VAPOR TRANSPORT IN POLYMERIC MEMBRANES - DESIGN AND DEVELOPMENT OF A SEMIPERMEABLE BARRIER FABRIC

The diffusion of selected organophosphorous vapors, carbon tetrachloride vapor and oxygen through polymeric membranes and composite fabrics was studied. The organophosphorous compounds employed were dimethyl methyl phosphonate and 2,2-dichlorovinyl methyl phosphate. Polyethylene teraphthalate (PET), polyvinyl chloride (PVC), cellulose acetate and polytetrafluoroethylene (PTFE) membranes were used. Composite fabrics included an active carbon impregnated polyurethane foam fabric, bi-membrane composites of PET and PVC and bi-membranes with an encapsulated active carbon layer. Diffusion parameters were evaluated by breakthrough time, diffusion rate and diffusion coefficients.
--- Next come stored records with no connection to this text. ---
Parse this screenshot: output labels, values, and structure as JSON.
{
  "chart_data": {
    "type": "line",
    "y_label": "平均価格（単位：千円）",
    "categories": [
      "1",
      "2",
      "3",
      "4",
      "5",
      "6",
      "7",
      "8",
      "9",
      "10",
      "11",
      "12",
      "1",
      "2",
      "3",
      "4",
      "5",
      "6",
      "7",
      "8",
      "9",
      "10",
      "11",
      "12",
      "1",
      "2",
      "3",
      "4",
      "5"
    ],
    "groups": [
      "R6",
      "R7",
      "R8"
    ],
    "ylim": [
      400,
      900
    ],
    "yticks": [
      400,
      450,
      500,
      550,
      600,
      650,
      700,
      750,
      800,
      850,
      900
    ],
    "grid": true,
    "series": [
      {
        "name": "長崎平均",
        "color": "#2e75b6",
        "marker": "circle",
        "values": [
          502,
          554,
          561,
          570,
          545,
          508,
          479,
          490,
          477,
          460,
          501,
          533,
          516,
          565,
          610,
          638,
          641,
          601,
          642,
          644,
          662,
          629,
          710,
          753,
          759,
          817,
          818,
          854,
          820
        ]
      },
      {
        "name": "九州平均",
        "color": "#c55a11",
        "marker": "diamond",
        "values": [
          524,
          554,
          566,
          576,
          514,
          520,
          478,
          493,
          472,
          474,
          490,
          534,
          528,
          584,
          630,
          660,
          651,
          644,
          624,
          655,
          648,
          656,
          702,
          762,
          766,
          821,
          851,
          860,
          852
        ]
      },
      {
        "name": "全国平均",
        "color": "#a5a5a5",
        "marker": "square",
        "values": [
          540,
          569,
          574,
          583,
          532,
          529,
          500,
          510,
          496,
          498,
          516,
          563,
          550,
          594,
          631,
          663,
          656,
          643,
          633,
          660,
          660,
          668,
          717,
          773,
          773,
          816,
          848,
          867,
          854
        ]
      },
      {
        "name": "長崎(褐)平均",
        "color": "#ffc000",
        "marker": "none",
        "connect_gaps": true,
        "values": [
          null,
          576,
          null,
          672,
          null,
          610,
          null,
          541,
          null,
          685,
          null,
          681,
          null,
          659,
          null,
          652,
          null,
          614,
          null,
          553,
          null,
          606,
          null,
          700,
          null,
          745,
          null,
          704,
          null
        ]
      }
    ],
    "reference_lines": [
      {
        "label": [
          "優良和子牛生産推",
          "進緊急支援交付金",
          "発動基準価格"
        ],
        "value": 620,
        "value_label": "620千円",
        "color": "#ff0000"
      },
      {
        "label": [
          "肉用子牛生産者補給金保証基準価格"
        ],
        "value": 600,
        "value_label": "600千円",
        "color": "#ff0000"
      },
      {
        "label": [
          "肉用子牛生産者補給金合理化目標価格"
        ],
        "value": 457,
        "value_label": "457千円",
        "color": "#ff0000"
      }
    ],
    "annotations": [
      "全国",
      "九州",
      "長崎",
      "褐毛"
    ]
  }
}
Diffusion properties were measured using flame ionization and thermal conductivity detectors with a gas chromatograph.; Oxygen diffusion rates and coefficients did not vary significantly among the membranes and composites tested. Breakthrough times for the organophosphorous and carbon tetrachloride vapors varied greatly. Additions of a second membrane and a carbon layer for the membrane composites were observed to at least double the measured breakthrough times. Diffusion rates were affected more by vapor pressure than by the construction of the barrier. Diffusion coefficients were significantly reduced by composite construction. Membrane bilayer composites reduced the calculated diffusion coefficients by as much as an order of magnitude.; Vapor absorption by single membranes and the polyurethane foam fabric was measured using a static gravimetric technique and was evaluated in terms of a change in weight with time. It was determined that PET membranes had the greatest sorption capacity per unit volume ranging from 0.576 to 17.77 mg/cm('2)/cm('3). The low values obtained for the polyurethane foam, in the range of 0.068 to 1.513 mg/cm('2)/cm('3), were attributed to water poisoning of the active carbon which provided the absorption system for the fabric.; Membrane stability to vapor exposure was evaluated by effect on tensile properties, surface degradation and decrease in percent crystallinity. Thermal analysis indicated significant, greater than 70 percent, reduction in crystallinity for PET after vapor exposure. Scanning electron micrographs did not show any detectable surface effects.